La madre superiora y el doctor se entrevistaron con el señor obispo, que había recibido con antelación el informe escrito del doctor. Monseñor Gregorio Lascasas se llevó las manos a la cabeza. ¡Orgasmo…! ¿Podía tomarse esto en serio? ¿No debería consultar con el cardenal, o con la Santa Sede? Pero el doctor Andújar era un creyente fiel, un fiel servidor de la Iglesia. Y las pruebas estaban ahí. Sor Genoveva, en cuestión de seis meses, había adelgazado tanto que mirarla causaba pena.
La orden del señor obispo fue cortante. Fuera del convento y período de prueba en casa de don Eusebio Ferrándiz. Éste se encontraba tan solo que se alegró lo indecible. ¡Su hermana en casa! Era un obsequio providencial, que le llovía de donde menos podía esperarlo. Era como recibir una herencia de un tío que años atrás se fue a América.
Sor Genoveva, al enterarse de la decisión, estuvo a punto de lanzar un grito. Por respeto al señor obispo se contuvo. Naturalmente, no le dieron a conocer la causa exacta. Le hablaron de claustrofobia y de la inminencia de problemas respiratorios.
—Una temporada con su hermano, y luego veremos si puede usted renovar los votos o no.
Cuando don Eusebio Ferrándiz pasó a recogerla en un taxi al convento ella se sacó el pañuelo e hizo adiós. Le pareció que dejaba atrás lo que más quería: aquel Ecce Homo. Su hermano le dijo:
—No seas absurda. En casa puedes colocarte los Ecce Homo que quieras… Y pasarte rezando todos los ratos que te apetezcan.
* * *
El doctor Andújar aprovechó para visitar profesionalmente al señor obispo. Éste continuaba con sus catarros, probablemente de origen psíquico, con sus miedos, con su sensación de soledad. El psiquiatra descubrió que todos esos síntomas se habían incrementado de un tiempo a esta parte, coincidiendo con la marcha de la guerra. Los miedos del señor obispo se concretaban ahora en uno solo: que los rojos volvieran a apoderarse de España. ¡Qué horror! Él se salvó de milagro la primera vez, durante la guerra civil; ahora no le apetecería salvarse si en España volvían a mandar los anti-Dios, matando sacerdotes y religiosos y quemando iglesias. Pediría el martirio, eso es. Se dijo a sí mismo que algo fallaba en el mundo si las fuerzas del mal prevalecían. Tuvo que acordarse de las predicciones de José Luis Martínez de Soria, quien estaba a punto de casarse con Gracia Andújar. Realmente, el problema del diablo —de Lucifer— era fundamental. La gente lo caricaturizaba, sobre todo por Cuaresma y por Navidad, en la representación de
Els Pastorets
. Pero que ganaran los rusos no era como para dedicarse a la caricatura.

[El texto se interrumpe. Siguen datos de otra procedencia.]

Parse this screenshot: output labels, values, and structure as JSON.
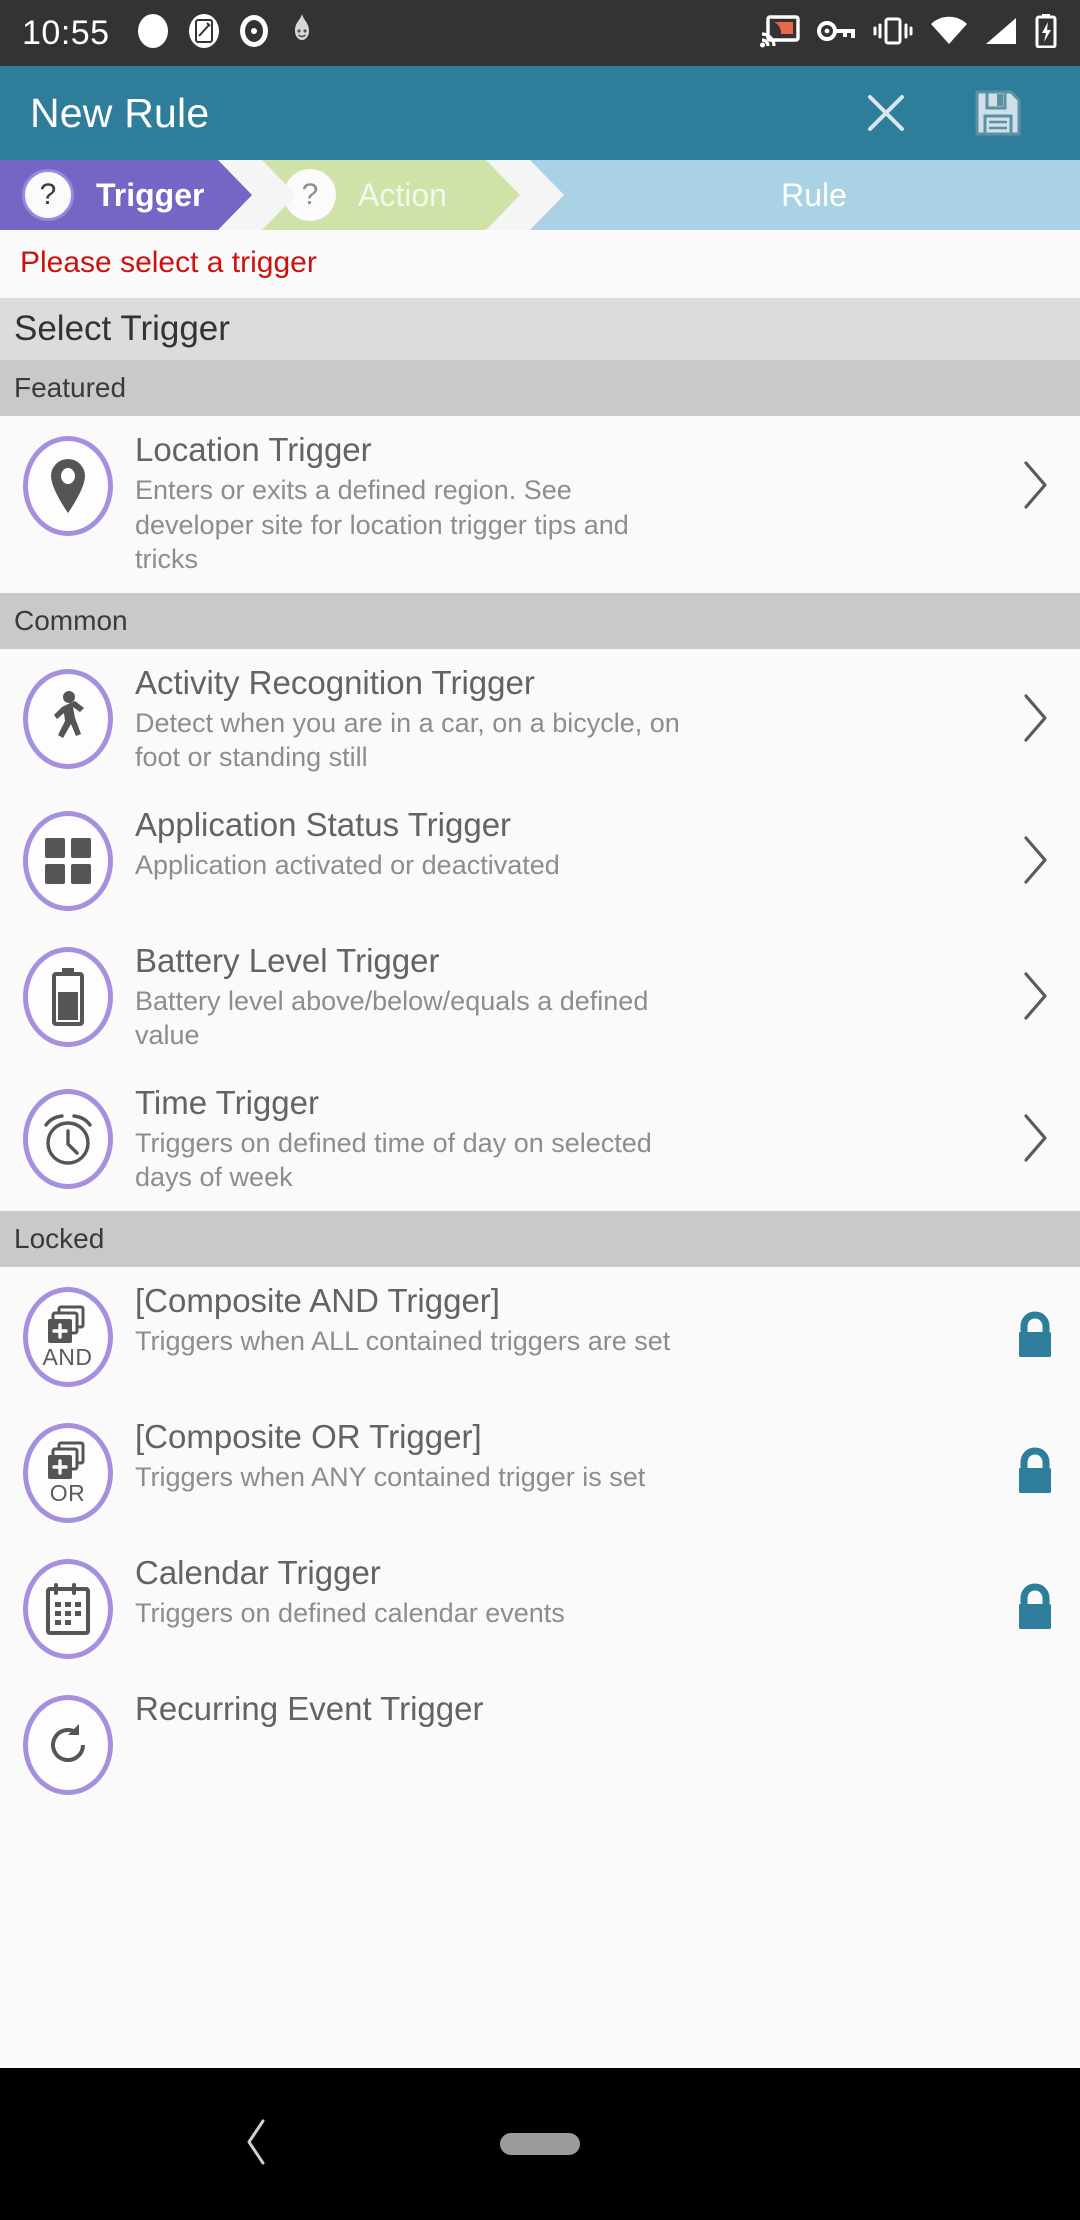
{
  "status_bar": {
    "clock": "10:55",
    "left_icons": [
      "circle-blank-icon",
      "screenshot-edit-icon",
      "record-dot-icon",
      "flame-face-icon"
    ],
    "right_icons": [
      "cast-icon",
      "vpn-key-icon",
      "vibrate-icon",
      "wifi-icon",
      "cell-signal-icon",
      "battery-charging-icon"
    ],
    "background": "#333333",
    "cast_accent": "#e8694a"
  },
  "app_bar": {
    "title": "New Rule",
    "background": "#2e7d9a",
    "close_icon": "close-icon",
    "save_icon": "save-floppy-icon"
  },
  "stepper": {
    "steps": [
      {
        "badge": "?",
        "label": "Trigger",
        "color": "#7565c4",
        "state": "active"
      },
      {
        "badge": "?",
        "label": "Action",
        "color": "#cfe3a8",
        "state": "upcoming"
      },
      {
        "badge": "",
        "label": "Rule",
        "color": "#a9d3e5",
        "state": "upcoming"
      }
    ]
  },
  "error": {
    "message": "Please select a trigger",
    "color": "#cc1111"
  },
  "page": {
    "title": "Select Trigger"
  },
  "groups": [
    {
      "name": "Featured",
      "items": [
        {
          "title": "Location Trigger",
          "desc": "Enters or exits a defined region. See developer site for location trigger tips and tricks",
          "icon": "map-pin-icon",
          "end": "chevron-right-icon"
        }
      ]
    },
    {
      "name": "Common",
      "items": [
        {
          "title": "Activity Recognition Trigger",
          "desc": "Detect when you are in a car, on a bicycle, on foot or standing still",
          "icon": "walking-person-icon",
          "end": "chevron-right-icon"
        },
        {
          "title": "Application Status Trigger",
          "desc": "Application activated or deactivated",
          "icon": "apps-grid-icon",
          "end": "chevron-right-icon"
        },
        {
          "title": "Battery Level Trigger",
          "desc": "Battery level above/below/equals a defined value",
          "icon": "battery-icon",
          "end": "chevron-right-icon"
        },
        {
          "title": "Time Trigger",
          "desc": "Triggers on defined time of day on selected days of week",
          "icon": "alarm-clock-icon",
          "end": "chevron-right-icon"
        }
      ]
    },
    {
      "name": "Locked",
      "items": [
        {
          "title": "[Composite AND Trigger]",
          "desc": "Triggers when ALL contained triggers are set",
          "icon": "composite-and-icon",
          "icon_caption": "AND",
          "end": "lock-icon"
        },
        {
          "title": "[Composite OR Trigger]",
          "desc": "Triggers when ANY contained trigger is set",
          "icon": "composite-or-icon",
          "icon_caption": "OR",
          "end": "lock-icon"
        },
        {
          "title": "Calendar Trigger",
          "desc": "Triggers on defined calendar events",
          "icon": "calendar-icon",
          "end": "lock-icon"
        },
        {
          "title": "Recurring Event Trigger",
          "desc": "",
          "icon": "recurring-event-icon",
          "end": ""
        }
      ]
    }
  ],
  "colors": {
    "accent_purple": "#a78fe0",
    "lock_teal": "#2e7d9a",
    "icon_gray": "#555555"
  },
  "nav_bar": {
    "back_icon": "back-chevron-icon",
    "home_pill": "home-pill-icon"
  }
}
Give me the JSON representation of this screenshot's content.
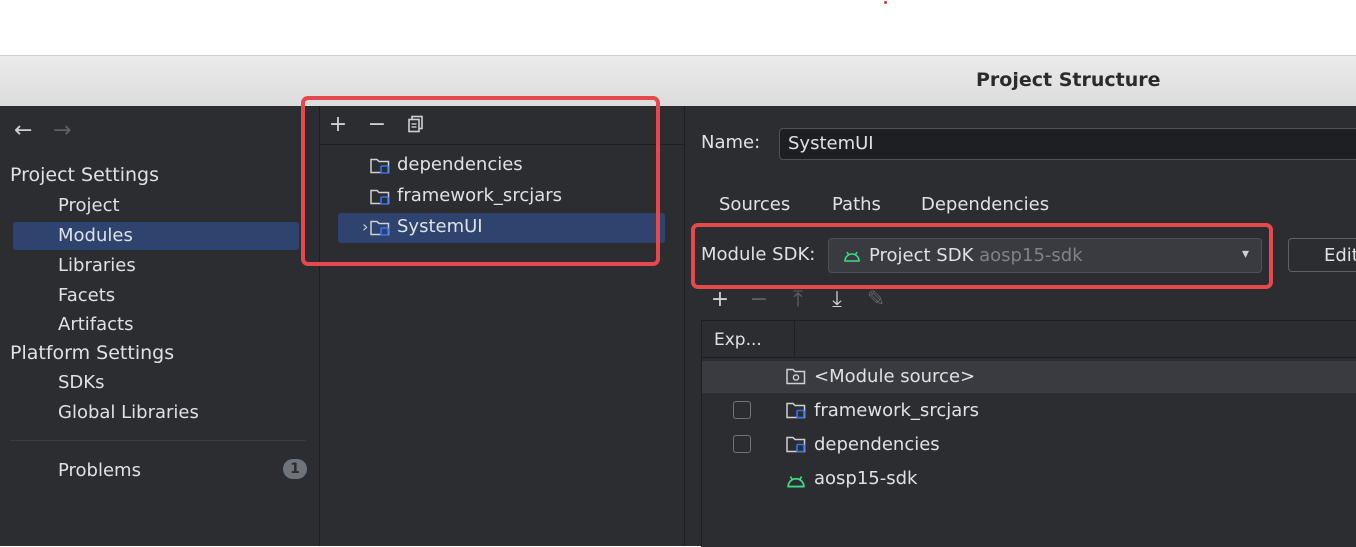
{
  "window": {
    "title": "Project Structure"
  },
  "nav": {
    "back_icon": "arrow-left-icon",
    "forward_icon": "arrow-right-icon",
    "project_settings": "Project Settings",
    "project_items": [
      "Project",
      "Modules",
      "Libraries",
      "Facets",
      "Artifacts"
    ],
    "selected": "Modules",
    "platform_settings": "Platform Settings",
    "platform_items": [
      "SDKs",
      "Global Libraries"
    ],
    "problems": {
      "label": "Problems",
      "count": "1"
    }
  },
  "module_tree": {
    "toolbar": [
      "add-icon",
      "remove-icon",
      "copy-icon"
    ],
    "items": [
      "dependencies",
      "framework_srcjars",
      "SystemUI"
    ],
    "selected": "SystemUI"
  },
  "module": {
    "name_label": "Name:",
    "name_value": "SystemUI",
    "tabs": [
      "Sources",
      "Paths",
      "Dependencies"
    ],
    "sdk_label": "Module SDK:",
    "sdk_value": "Project SDK",
    "sdk_sub": "aosp15-sdk",
    "edit_label": "Edit",
    "dep_toolbar": [
      "add-icon",
      "remove-icon",
      "move-up-icon",
      "move-down-icon",
      "edit-pencil-icon"
    ],
    "dep_column": "Exp...",
    "dependencies": [
      "<Module source>",
      "framework_srcjars",
      "dependencies",
      "aosp15-sdk"
    ]
  },
  "colors": {
    "background": "#2b2d30",
    "selection": "#2e436e",
    "highlight": "#e5484d",
    "android_green": "#3ddc84",
    "folder_badge": "#3574f0"
  }
}
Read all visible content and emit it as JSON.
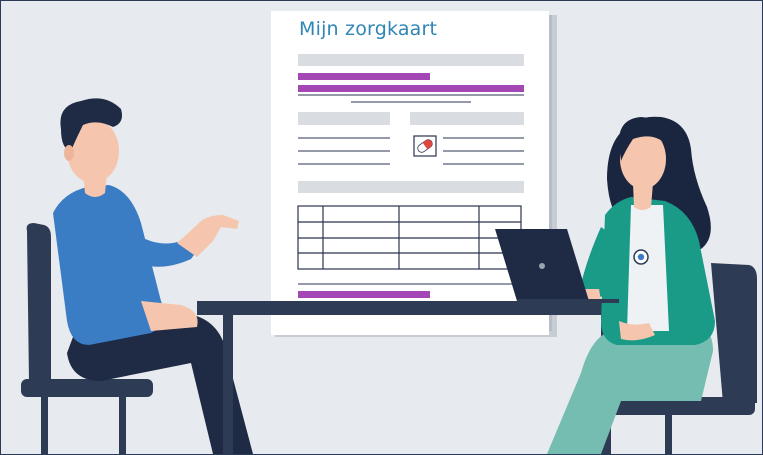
{
  "document": {
    "title": "Mijn zorgkaart"
  },
  "colors": {
    "background": "#e7eaee",
    "paper": "#ffffff",
    "title": "#2f86b5",
    "highlight": "#a247b3",
    "placeholder": "#d9dde2",
    "navy": "#1f2a44",
    "shirt": "#3b7dc4",
    "blazer": "#1a9b88",
    "trousers": "#75bdb1",
    "skin": "#f5c6ad"
  },
  "icons": {
    "document_icon": "pill-icon",
    "badge": "badge-icon"
  }
}
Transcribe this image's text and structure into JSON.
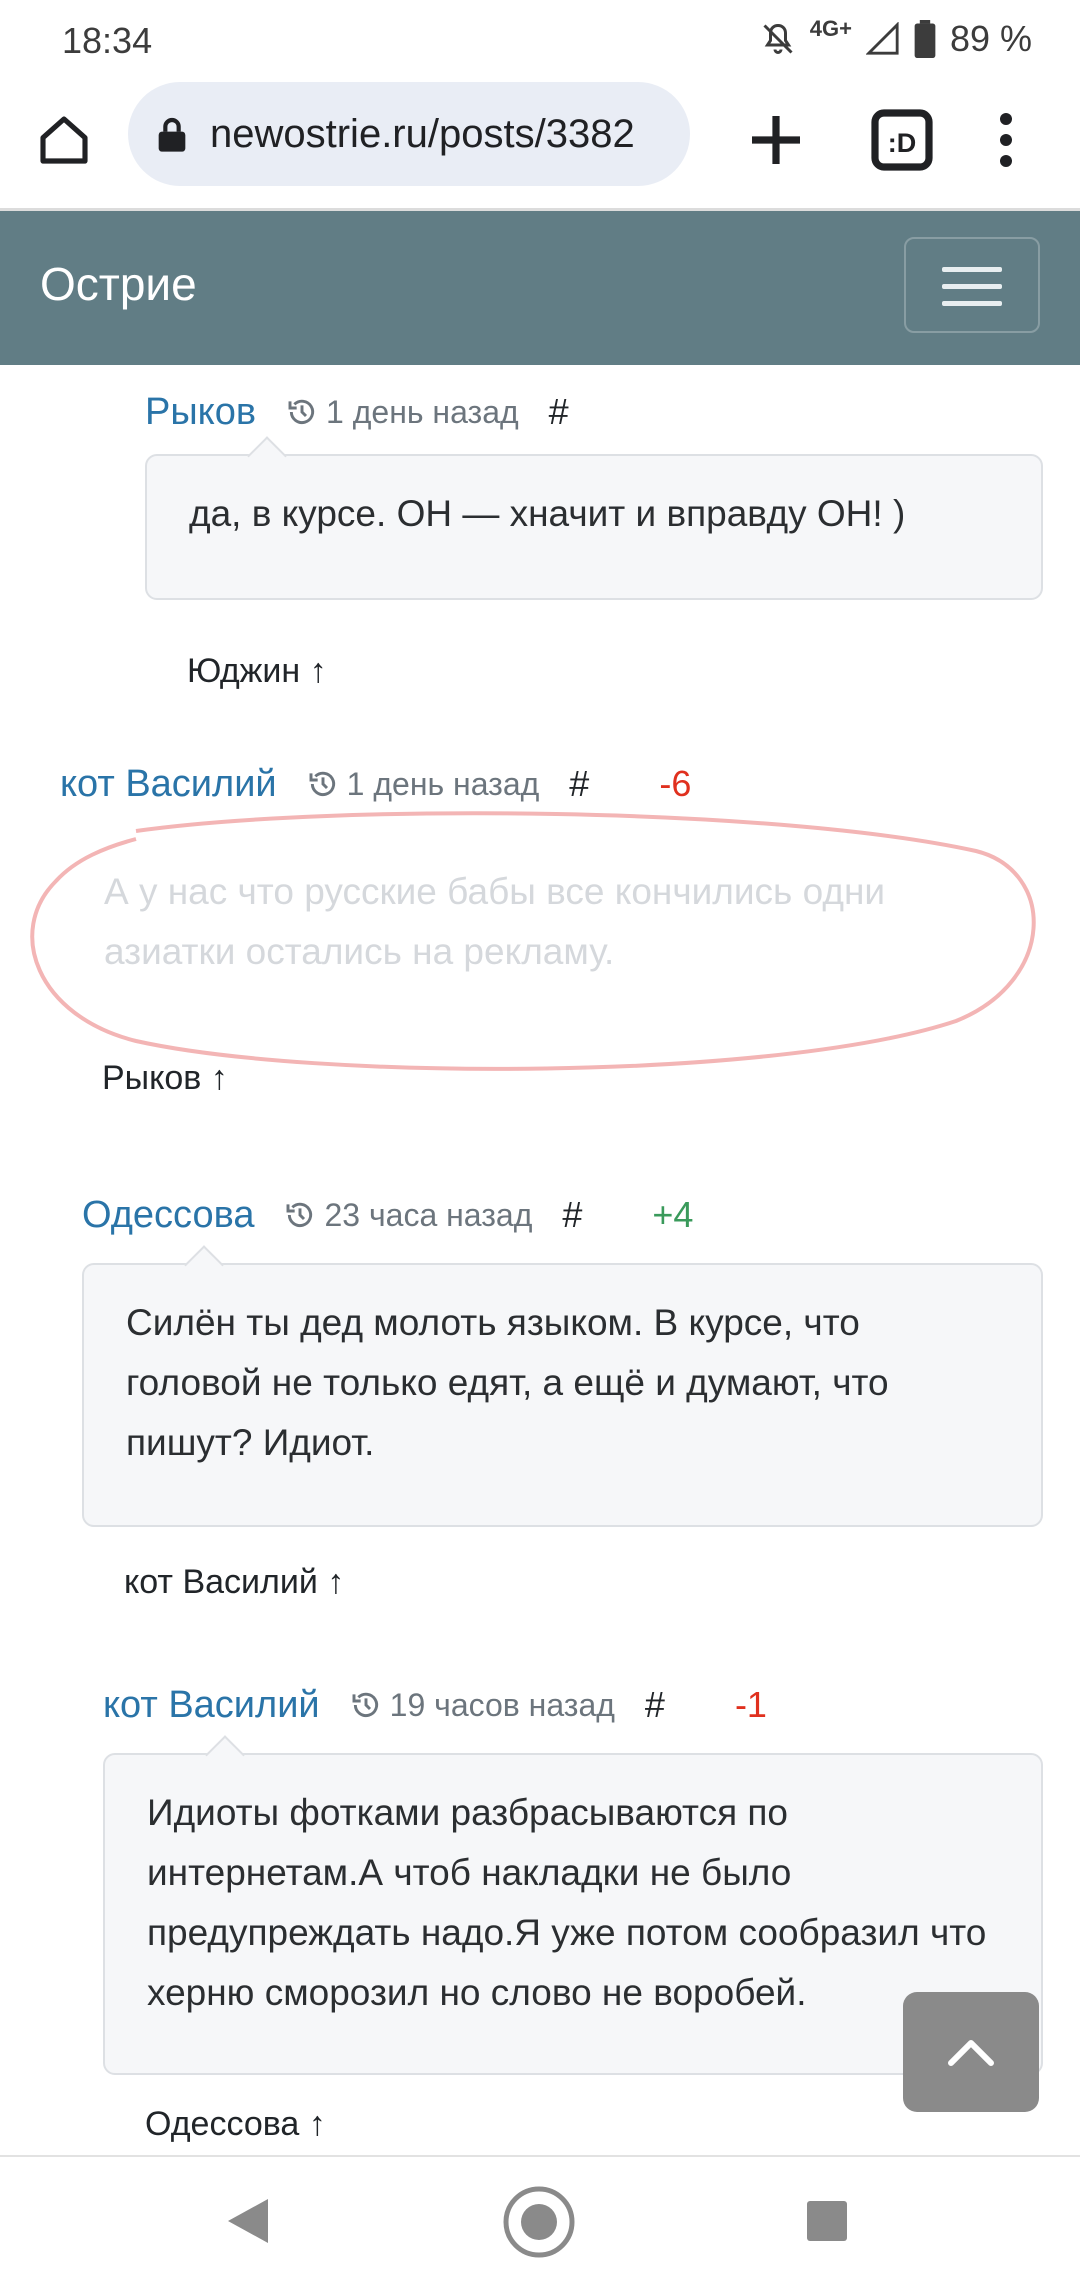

El doctor Andújar llegó a la conclusión de que el miedo del señor obispo era ahora físico. Hablaba de martirio, de holocausto, pero a lo que le temía era a la agresión personal. A tener que abandonar el palacio y ocultarse en alguna alcantarilla. Lo demostraba el hecho de que pidió a los fieles preces por la paz a partir del momento en que los alemanes empezaron a perder, y no antes. Lo mismo que Pío XII.
El obispo, además, tenía la sospecha de que no había acertado del todo con los medios de apostolado que fueron depositados en sus manos. Mosén Alberto se lo había sugerido en más de una ocasión, pero fue el único. Los demás, botafumeiro. Con el padre Forteza apenas si había entrado en relación, porque le consideraba un peligroso heterodoxo, aunque resultaba imposible justificar tamaña acusación.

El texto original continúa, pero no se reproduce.